Pizzanın pişmesini beklerken aklıma Eftalyaya yazma fikri geldi. Telefonumu açtım ve yazdığı numarayı kaydettim şöyle yazdım; "Görmeyeli çok uzun zaman geçti nasılsın Eftalya? Bu arada ben Deniz:)" çok gecikmeden cevap geldi

"İyiyim teşekkür ederim en son askerde aynı görev yerinde görmüştüm seni peki sen nasılsın:))"

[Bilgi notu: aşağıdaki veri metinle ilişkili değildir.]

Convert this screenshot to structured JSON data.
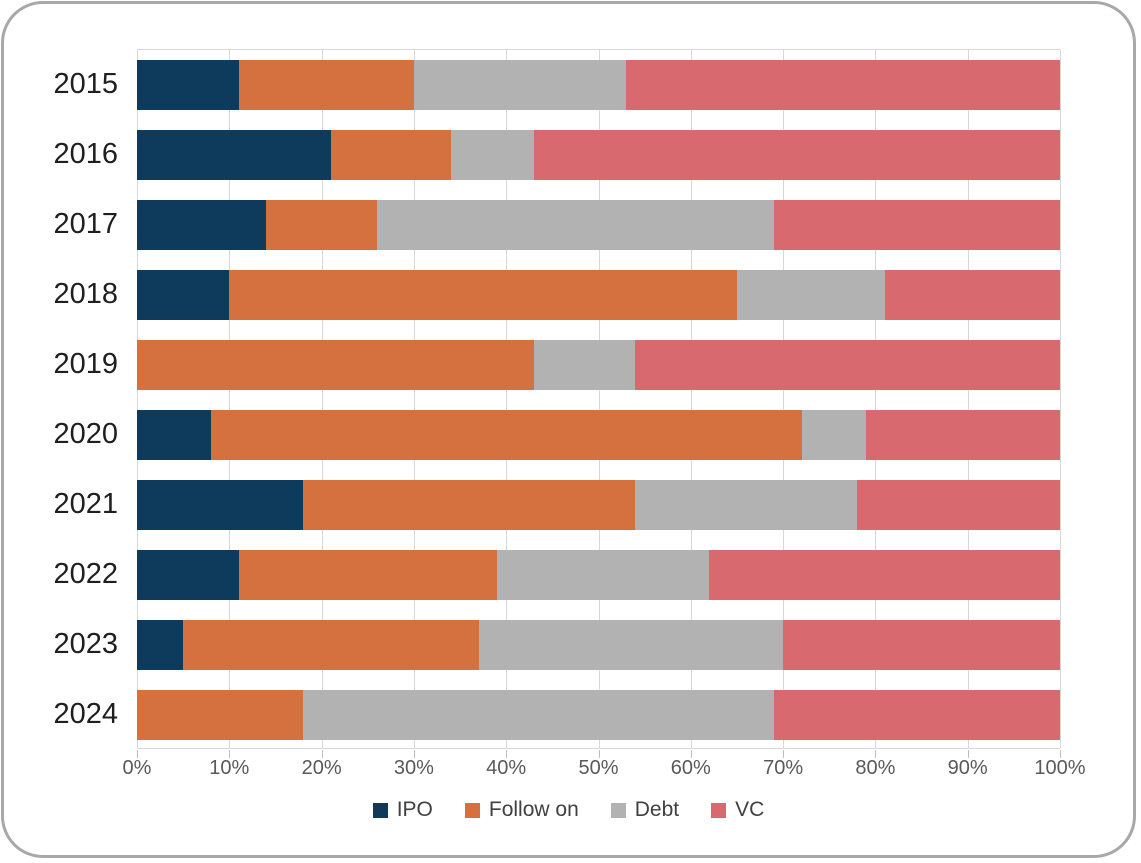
{
  "chart_data": {
    "type": "bar",
    "stacked": true,
    "orientation": "horizontal",
    "title": "",
    "categories": [
      "2015",
      "2016",
      "2017",
      "2018",
      "2019",
      "2020",
      "2021",
      "2022",
      "2023",
      "2024"
    ],
    "series": [
      {
        "name": "IPO",
        "color": "#0e3a5c",
        "values": [
          11,
          21,
          14,
          10,
          0,
          8,
          18,
          11,
          5,
          0
        ]
      },
      {
        "name": "Follow on",
        "color": "#d4713e",
        "values": [
          19,
          13,
          12,
          55,
          43,
          64,
          36,
          28,
          32,
          18
        ]
      },
      {
        "name": "Debt",
        "color": "#b2b2b2",
        "values": [
          23,
          9,
          43,
          16,
          11,
          7,
          24,
          23,
          33,
          51
        ]
      },
      {
        "name": "VC",
        "color": "#d8696f",
        "values": [
          47,
          57,
          31,
          19,
          46,
          21,
          22,
          38,
          30,
          31
        ]
      }
    ],
    "x_ticks": [
      "0%",
      "10%",
      "20%",
      "30%",
      "40%",
      "50%",
      "60%",
      "70%",
      "80%",
      "90%",
      "100%"
    ],
    "xlim": [
      0,
      100
    ],
    "xlabel": "",
    "ylabel": "",
    "grid": true,
    "legend_position": "bottom",
    "legend_labels": [
      "IPO",
      "Follow on",
      "Debt",
      "VC"
    ]
  },
  "style": {
    "card_border_color": "#a8a8a8",
    "gridline_color": "#d8d8d8",
    "tick_label_color": "#595959",
    "year_label_color": "#1f1f1f",
    "legend_text_color": "#404040",
    "background_color": "#ffffff"
  }
}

"Bende iyi, annemler olmadığı için marketten aldığım hazır yemekle yetinmeye çalışıyorum." yanına bir de göz kırpan emoji koydum.

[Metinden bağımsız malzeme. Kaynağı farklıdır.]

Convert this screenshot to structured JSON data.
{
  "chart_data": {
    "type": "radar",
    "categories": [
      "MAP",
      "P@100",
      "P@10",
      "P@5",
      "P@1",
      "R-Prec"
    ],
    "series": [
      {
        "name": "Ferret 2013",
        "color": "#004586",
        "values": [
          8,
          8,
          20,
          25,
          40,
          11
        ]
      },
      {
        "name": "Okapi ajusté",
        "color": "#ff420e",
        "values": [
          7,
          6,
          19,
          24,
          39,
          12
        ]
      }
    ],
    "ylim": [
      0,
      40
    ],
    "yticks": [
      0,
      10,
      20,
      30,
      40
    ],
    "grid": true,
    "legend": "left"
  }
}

"Haha" diye cevap geldi ve ardından bende

"Neyse iyi akşamlar seni tutmayayım yarın görüşürüz "

"Görüşürüz:) "

 

Fırında pişmekte olan pizzaya baktım ve daha fazla fırında durursa yanabileceğine kanaat getirip çıkardım pizzayı. Sekiz dilime ayırıp yemeye başladım. Yemeğimi yiyip odama geçtim ve yatağıma uzandım. Bir süre telefonuma bakıp yarına güzel başlamak için gözlerimi yumdum.

Gözlerimi açtığımda saat sekizi çeyrek geçiyordu ve okul dokuzda başlıyordu. Hızlıca dolabı açıp kırmızı bir tişört ve siyah pantolon alıp giydim. Saçımı taradım ve açık kalmasına karar verdim çünkü bağlayacak zamanım yoktu ve okula yetişmem gerekiyordu. Evden okula yaklaşık olarak onbeş dakika vardı. Hızlı bir şekilde ayakkabımı giydim ve cebime dünden kalan parayı attım.

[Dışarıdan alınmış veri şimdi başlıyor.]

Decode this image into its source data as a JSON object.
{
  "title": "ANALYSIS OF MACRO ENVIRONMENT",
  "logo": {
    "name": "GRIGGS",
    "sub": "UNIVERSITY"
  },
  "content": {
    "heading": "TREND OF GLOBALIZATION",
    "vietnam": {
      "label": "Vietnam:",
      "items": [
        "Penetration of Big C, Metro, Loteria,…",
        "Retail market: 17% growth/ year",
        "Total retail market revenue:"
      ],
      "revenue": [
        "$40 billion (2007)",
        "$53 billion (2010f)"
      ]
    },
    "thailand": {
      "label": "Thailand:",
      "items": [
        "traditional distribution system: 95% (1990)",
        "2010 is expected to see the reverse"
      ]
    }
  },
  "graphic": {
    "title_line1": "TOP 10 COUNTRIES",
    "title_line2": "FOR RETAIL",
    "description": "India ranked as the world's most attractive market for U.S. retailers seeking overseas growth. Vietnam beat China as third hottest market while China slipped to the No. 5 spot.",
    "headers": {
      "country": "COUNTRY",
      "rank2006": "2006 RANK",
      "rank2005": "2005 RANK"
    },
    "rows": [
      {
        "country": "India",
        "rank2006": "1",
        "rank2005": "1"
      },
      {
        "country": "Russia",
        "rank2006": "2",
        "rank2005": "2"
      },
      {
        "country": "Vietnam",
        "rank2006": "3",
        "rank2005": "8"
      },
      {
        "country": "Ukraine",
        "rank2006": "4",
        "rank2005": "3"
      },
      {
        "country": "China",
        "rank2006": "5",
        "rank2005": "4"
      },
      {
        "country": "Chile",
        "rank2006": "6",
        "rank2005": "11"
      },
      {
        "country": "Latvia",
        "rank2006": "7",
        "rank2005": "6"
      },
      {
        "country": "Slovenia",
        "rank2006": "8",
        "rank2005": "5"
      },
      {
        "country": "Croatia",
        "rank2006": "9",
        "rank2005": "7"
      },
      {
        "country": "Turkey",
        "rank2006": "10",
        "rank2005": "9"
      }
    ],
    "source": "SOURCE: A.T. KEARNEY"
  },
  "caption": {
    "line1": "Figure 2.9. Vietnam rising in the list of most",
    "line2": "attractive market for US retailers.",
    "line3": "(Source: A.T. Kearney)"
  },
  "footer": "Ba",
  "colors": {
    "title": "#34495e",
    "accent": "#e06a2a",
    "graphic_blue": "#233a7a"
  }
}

Hızlı adımlarla okula doğru yürüdüm.

Okula geldiğimde sınıfta sıramızda kimseyi göremedim yerime geçtim oturdum.

Sıranın yanındaki askıda Eftalya'nın çantasını gördüm sanırım dışarda idi. Çok geçmeden Eftalya sınıfa yanında bir kızla girdi.

O an şok olmuştum ve biraz sinirlenmiştim çünkü Eftalya'nın sadece benimle arkadaş olmasını istiyordum ve biliyorum bu çok bencilce bir düşünceydi gerçekten. Sonra Eftalya ve o kız sıralarına geçtiler. Bi an Eftalya'nın sesi ile irkildim;

"Günaydın nasılsın?"gözümü başka bir yere çevirerek cevapladım.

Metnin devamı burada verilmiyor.